そして、イニーフィネ人は原初の民であり、彼らは『超能力』、『氣』、『魔法』、『機械』の全ての異能種を行使でき、高度な『魔法科学力』をも持っているが、一能突出の上記の人々達によって惑星イニーフィネの西端に押し込められた。
「――――――・・・」
ネオポリスやべぇとこみたいだな。『あの世界』―――俺が昔やったゲームの中での世界みたいだ。俺達人間がゴミみたいに扱われてるのかも。それと、住んでいる場所を追われたイニーフィネ人ちょっとかわいそうかも。
「―――」
次に俺はハイパーリンクが貼られてある『世界統一化現象』という単語をタップしてみた。画面に現れた記事の概要はこうだ。
世界統一化現象
経緯
『建国年代は不明であるが、この『惑星イニーフィネ』の空と大陸と海洋はイニーフィネ人という人種が興した統一国家により統治され、その国―――イニーフィネ帝国は栄華を極めていた。『イニーフィネ』というのは彼らの言葉で『限りなく完全』を意味し、自身のアニムスを駆使してその名の通り、『超能力』『氣』『魔法』を行使し、さらにそれらを駆動源にした『機械』をも操ることができ、高度な『科学力』を持っていた。
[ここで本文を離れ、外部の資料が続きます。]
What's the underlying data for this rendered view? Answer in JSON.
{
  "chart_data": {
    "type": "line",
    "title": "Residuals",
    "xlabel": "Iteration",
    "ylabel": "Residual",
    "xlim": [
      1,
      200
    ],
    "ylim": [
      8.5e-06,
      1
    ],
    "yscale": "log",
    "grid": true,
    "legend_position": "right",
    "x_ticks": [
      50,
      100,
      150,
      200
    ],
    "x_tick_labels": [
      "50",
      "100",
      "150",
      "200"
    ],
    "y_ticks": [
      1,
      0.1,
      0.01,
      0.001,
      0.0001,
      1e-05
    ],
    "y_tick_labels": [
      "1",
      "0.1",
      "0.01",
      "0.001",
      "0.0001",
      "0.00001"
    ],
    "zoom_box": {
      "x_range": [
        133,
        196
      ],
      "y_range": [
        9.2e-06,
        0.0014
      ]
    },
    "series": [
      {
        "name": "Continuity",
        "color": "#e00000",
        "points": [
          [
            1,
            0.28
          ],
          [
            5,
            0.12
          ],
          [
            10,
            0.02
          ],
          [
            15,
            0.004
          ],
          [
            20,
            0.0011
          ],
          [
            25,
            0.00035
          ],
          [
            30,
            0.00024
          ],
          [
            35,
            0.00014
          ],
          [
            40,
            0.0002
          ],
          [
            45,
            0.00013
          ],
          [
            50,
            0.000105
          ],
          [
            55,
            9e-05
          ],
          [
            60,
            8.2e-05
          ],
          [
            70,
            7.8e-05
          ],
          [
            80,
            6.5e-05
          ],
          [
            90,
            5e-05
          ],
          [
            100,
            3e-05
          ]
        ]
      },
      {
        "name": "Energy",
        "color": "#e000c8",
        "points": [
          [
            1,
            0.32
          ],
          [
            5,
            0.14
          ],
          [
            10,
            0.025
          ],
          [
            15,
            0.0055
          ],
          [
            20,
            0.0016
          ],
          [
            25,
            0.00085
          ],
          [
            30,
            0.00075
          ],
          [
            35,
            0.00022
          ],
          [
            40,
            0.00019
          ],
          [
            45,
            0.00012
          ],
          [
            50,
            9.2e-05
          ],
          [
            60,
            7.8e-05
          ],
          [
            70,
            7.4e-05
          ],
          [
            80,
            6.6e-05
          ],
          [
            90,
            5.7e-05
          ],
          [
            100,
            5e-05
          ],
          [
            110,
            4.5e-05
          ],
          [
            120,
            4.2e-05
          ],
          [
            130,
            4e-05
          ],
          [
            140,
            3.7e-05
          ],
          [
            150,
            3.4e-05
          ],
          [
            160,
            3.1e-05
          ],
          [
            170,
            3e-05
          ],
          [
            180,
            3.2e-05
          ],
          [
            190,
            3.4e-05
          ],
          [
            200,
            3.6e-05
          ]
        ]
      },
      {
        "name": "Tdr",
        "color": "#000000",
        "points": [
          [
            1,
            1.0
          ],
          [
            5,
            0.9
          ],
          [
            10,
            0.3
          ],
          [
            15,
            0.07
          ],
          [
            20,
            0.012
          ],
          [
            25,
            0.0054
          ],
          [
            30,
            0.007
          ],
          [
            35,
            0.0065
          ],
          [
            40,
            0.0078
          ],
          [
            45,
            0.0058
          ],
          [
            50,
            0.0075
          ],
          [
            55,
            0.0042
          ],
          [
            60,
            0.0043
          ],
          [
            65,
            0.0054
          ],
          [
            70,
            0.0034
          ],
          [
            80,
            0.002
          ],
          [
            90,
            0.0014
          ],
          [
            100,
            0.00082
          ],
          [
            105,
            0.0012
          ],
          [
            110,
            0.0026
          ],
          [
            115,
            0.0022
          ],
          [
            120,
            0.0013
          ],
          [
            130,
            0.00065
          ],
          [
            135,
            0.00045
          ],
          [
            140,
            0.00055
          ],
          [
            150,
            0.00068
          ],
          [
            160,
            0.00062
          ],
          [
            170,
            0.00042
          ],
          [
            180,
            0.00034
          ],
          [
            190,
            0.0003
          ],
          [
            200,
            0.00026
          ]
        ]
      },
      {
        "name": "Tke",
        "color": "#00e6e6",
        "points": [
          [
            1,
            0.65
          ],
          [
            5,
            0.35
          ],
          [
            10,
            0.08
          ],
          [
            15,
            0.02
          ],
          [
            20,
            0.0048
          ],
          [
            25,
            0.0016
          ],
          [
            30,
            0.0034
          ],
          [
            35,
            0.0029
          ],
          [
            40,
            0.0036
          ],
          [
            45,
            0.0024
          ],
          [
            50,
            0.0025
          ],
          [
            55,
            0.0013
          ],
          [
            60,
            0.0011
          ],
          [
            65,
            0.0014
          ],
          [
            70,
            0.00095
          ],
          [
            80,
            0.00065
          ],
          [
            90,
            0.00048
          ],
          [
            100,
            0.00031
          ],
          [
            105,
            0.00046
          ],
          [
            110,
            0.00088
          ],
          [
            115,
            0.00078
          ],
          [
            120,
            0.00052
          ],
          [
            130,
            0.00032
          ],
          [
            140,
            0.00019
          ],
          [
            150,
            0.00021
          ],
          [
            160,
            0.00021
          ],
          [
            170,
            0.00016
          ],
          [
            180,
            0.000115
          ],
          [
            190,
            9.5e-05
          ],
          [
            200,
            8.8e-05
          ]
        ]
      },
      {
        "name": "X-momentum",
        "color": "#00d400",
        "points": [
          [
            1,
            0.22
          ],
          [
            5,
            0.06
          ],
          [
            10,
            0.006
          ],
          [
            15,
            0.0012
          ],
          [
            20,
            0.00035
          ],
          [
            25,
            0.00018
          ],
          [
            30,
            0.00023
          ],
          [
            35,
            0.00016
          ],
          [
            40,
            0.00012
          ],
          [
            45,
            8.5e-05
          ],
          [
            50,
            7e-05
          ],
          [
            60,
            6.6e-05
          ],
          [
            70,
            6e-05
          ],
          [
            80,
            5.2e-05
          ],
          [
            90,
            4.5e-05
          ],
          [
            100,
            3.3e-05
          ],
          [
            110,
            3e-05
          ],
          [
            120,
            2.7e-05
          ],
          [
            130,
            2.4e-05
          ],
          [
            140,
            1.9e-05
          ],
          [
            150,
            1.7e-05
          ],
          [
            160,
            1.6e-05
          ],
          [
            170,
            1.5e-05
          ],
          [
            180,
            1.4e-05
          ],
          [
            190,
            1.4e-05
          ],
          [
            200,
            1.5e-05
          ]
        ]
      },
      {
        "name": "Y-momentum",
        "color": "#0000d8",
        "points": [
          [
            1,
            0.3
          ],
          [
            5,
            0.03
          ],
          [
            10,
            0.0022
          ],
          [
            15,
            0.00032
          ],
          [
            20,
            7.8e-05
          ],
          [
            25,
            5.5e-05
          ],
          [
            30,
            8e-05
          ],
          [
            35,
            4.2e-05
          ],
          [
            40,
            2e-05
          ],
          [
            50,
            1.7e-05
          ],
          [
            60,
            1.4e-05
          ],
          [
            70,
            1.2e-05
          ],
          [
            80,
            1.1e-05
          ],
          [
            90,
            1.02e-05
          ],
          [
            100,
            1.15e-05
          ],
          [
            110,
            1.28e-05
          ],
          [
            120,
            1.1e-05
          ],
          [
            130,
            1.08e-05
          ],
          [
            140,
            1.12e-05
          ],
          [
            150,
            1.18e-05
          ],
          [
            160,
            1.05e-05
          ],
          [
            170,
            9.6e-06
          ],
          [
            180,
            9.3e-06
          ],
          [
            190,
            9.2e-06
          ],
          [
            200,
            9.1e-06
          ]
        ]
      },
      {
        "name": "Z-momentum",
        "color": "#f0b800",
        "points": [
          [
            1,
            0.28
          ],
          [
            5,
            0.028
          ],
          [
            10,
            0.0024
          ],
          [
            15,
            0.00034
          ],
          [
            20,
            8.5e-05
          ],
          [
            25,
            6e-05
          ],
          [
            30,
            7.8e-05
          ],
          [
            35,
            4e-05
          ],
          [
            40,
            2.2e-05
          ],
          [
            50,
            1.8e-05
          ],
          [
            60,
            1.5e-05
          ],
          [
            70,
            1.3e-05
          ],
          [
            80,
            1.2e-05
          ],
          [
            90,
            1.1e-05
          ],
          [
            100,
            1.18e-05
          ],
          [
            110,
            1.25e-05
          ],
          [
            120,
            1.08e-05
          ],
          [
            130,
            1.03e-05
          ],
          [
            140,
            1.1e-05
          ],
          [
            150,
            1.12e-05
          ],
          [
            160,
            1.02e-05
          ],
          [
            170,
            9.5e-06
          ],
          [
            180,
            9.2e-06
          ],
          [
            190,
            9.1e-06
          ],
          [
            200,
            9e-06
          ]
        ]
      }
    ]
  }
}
彼らは全てのことを成すことができたため、次第に彼らの母星である惑星イニーフィネに対する感謝や慈愛も忘れ、人々は驕ったように振る舞うようになった。
しかし突如、惑星イニーフィネは大気圏内において主星の光とは別の靄のように薄く漂う白光に覆われるという事象が全球規模で起きた。一時的に全ての異能が使えなくなり、こんにちでも彼らイニーフィネ人はそれを『災厄の日々』とよんでいる。
後世では、それは惑星イニーフィネが複数の異世界惑星と一時的に空間を越えて繋がったことにより、発生した現象であると解釈されている。
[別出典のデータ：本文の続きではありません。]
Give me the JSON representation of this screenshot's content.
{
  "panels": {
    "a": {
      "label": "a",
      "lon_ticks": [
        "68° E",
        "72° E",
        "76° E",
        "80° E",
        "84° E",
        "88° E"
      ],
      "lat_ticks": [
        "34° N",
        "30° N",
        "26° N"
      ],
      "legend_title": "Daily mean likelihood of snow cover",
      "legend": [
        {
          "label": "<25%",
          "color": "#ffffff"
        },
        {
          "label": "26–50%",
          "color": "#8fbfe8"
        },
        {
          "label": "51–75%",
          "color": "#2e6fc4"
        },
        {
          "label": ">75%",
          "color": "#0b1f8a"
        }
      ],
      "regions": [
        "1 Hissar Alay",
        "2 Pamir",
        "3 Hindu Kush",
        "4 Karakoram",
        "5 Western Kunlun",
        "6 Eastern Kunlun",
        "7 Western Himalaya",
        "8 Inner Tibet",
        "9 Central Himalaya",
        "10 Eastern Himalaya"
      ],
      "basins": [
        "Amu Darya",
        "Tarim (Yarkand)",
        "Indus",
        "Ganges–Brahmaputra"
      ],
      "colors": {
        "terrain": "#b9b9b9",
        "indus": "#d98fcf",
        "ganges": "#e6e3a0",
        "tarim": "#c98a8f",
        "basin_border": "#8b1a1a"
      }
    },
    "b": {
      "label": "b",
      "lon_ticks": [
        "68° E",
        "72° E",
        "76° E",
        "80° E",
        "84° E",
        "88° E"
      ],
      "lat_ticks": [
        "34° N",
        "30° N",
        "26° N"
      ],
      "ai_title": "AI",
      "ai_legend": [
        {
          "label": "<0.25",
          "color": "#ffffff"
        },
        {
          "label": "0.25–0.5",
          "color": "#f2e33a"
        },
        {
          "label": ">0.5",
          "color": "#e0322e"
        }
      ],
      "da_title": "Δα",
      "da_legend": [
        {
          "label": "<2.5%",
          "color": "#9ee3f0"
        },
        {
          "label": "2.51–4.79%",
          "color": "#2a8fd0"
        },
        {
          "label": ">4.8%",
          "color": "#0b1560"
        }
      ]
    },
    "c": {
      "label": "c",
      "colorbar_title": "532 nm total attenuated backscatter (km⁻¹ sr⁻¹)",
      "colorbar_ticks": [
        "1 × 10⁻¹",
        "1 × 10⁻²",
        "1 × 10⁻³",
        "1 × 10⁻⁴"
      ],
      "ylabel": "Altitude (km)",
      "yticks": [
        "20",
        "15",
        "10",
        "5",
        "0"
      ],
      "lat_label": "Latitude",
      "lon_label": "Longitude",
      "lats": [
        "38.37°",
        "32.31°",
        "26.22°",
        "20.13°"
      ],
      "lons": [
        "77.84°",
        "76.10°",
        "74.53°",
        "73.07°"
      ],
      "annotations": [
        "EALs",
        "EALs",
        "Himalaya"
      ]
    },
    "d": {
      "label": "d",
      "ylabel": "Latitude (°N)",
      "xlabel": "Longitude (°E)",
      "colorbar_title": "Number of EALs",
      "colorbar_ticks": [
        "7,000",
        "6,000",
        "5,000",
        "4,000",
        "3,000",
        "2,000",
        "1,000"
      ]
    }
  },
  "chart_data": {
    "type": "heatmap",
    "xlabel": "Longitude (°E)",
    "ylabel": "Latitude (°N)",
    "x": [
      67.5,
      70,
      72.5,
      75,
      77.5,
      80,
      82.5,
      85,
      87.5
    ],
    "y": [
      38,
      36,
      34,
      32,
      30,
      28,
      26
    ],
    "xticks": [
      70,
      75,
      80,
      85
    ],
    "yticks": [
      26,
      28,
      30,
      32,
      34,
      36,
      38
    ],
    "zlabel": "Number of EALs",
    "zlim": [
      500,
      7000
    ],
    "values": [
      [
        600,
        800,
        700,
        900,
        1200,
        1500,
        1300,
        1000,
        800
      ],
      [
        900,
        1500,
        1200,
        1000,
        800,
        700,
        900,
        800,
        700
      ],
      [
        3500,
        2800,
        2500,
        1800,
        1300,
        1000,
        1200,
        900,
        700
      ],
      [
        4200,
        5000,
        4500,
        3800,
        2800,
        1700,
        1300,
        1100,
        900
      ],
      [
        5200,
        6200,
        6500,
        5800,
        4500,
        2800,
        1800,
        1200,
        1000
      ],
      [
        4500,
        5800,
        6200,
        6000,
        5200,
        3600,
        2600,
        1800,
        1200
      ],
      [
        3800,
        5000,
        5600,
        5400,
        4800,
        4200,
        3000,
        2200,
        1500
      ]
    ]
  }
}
一つの世界だったこの惑星イニーフィネに四つの、それぞれ違う惑星からの移住者達が空間を超えて、空間ごと来訪してきたことにより、惑星イニーフィネは五つの『異世界』を同時に内包する惑星となった。先住者イニーフィネ人は自分達の惑星イニーフィネに転移してきた四つの異世界集団を『転移者』とし、日之民と自称して超能力に特化した集団を『エアリス人』、文化的水準が中世と同等で氣の行使に特化した集団を『オルビス人』、詠唱魔法を行使する『魔法王国イルシオンの民』、そして機械に長けた機人を『ドールズ』と呼称した。彼らイニーフィネ人の言葉でエアリスは『平凡の地』。オルビスは『昔日の地』。ネオポリスは『ドールズドメイン(人形族の領域)』とする。イルシオンは自他ともに『幻想の地』である。
概要
彼ら四つの外惑星からの来訪者が惑星イニーフィネに転移後、彼ら移住者達は先住者であるイニーフィネ人の領土を奪いつつ、お互いに協力と闘争もはじめた。その争いは激化の一途をたどる。惑星イニーフィネで起きたこの動乱のことを『世界統一化現象』と呼び、これにより惑星イニーフィネは全球規模で激動の時代を迎えることとなる。
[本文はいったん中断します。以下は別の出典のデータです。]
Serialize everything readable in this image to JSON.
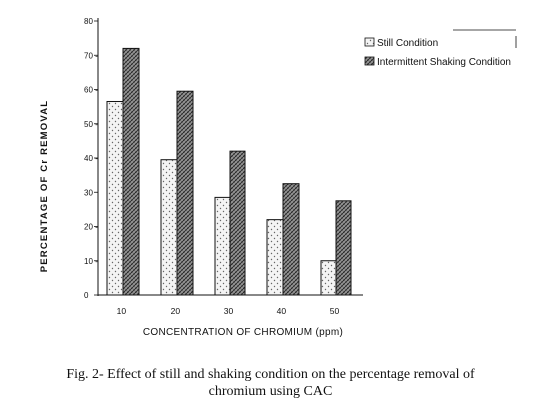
{
  "chart_data": {
    "type": "bar",
    "categories": [
      "10",
      "20",
      "30",
      "40",
      "50"
    ],
    "series": [
      {
        "name": "Still Condition",
        "values": [
          56.5,
          39.5,
          28.5,
          22,
          10
        ]
      },
      {
        "name": "Intermittent Shaking Condition",
        "values": [
          72,
          59.5,
          42,
          32.5,
          27.5
        ]
      }
    ],
    "xlabel": "CONCENTRATION OF CHROMIUM (ppm)",
    "ylabel": "PERCENTAGE OF Cr REMOVAL",
    "ylim": [
      0,
      80
    ],
    "yticks": [
      "0",
      "10 -",
      "20 -",
      "30",
      "40 -",
      "50 -",
      "60 -",
      "70 -",
      "80"
    ],
    "legend_position": "top-right",
    "grid": false,
    "colors": {
      "still": "#f2f2f2",
      "shaking": "#7a7a7a",
      "ink": "#111111"
    }
  },
  "caption": {
    "line1": "Fig. 2- Effect of still and shaking condition on the percentage removal of",
    "line2": "chromium using CAC"
  }
}
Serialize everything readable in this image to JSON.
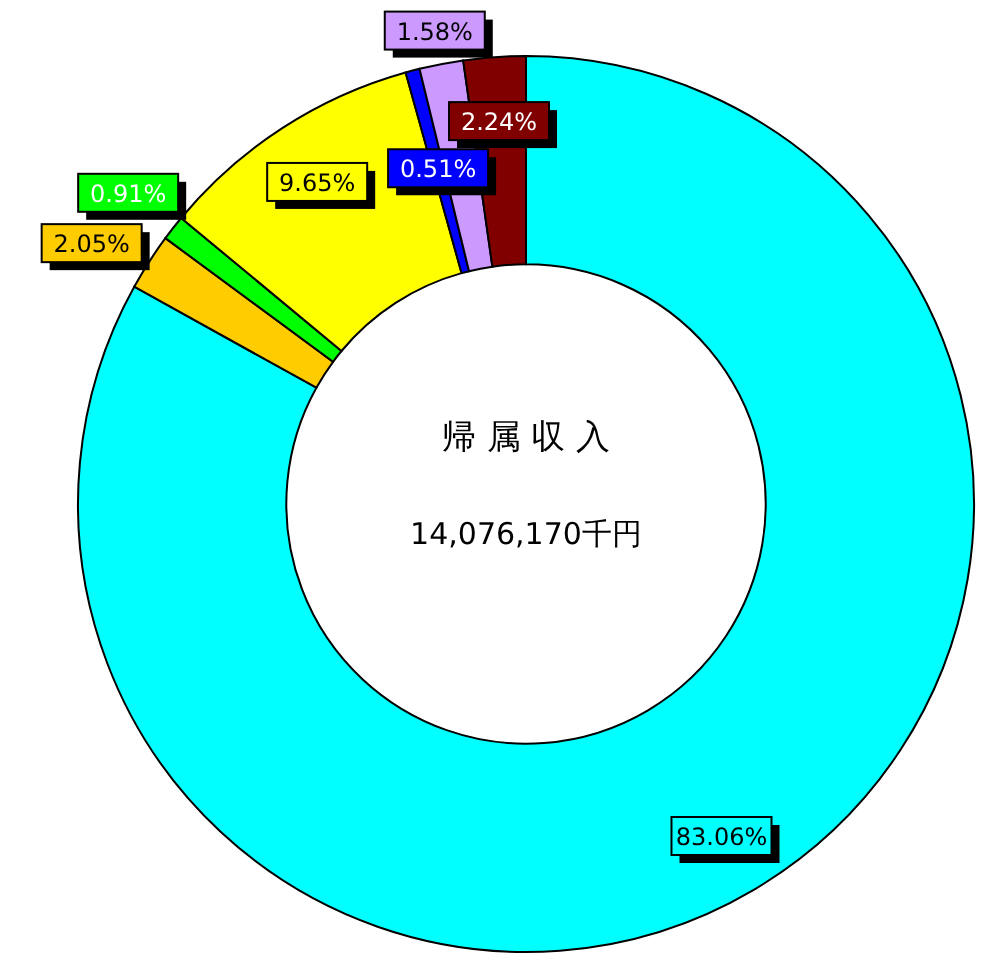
{
  "chart_data": {
    "type": "donut",
    "title": "帰 属 収 入",
    "subtitle": "14,076,170千円",
    "categories": [
      null,
      null,
      null,
      null,
      null,
      null,
      null
    ],
    "values": [
      83.06,
      2.05,
      0.91,
      9.65,
      0.51,
      1.58,
      2.24
    ],
    "colors": [
      "#00ffff",
      "#ffcc00",
      "#00ff00",
      "#ffff00",
      "#0000ff",
      "#cc99ff",
      "#800000"
    ],
    "value_labels": [
      "83.06%",
      "2.05%",
      "0.91%",
      "9.65%",
      "0.51%",
      "1.58%",
      "2.24%"
    ]
  }
}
時が経つにつれてこの『世界統一化現象』は収束しはじめ、こんにちの比較的安定したこの新しい五つの世界を内包する惑星イニーフィネとなった』
「―――」
じゃあ、そのなんだっけか・・・、上のページに戻ってみる。そうそう、エアリス・・・日之民も、オルビス・・・月之民も、イルシオン人も、ネオポリス人も、イニーフィネ人にとっちゃあ侵略してきた異星人じゃねぇか。んで、この惑星イニーフィネには、今俺がいるここ日之国、それから月之国とイルシオンんでネオポリス、そして元からあったイニーフィネという五つの属性の世界があって、それぞれ国と人々がいるってことか?
「・・・ややこしい」
んで、続いてオレはその下に記載されてある『世界統一化現象』という動乱と激動の時代の考察記事に目を向けたんだ―――。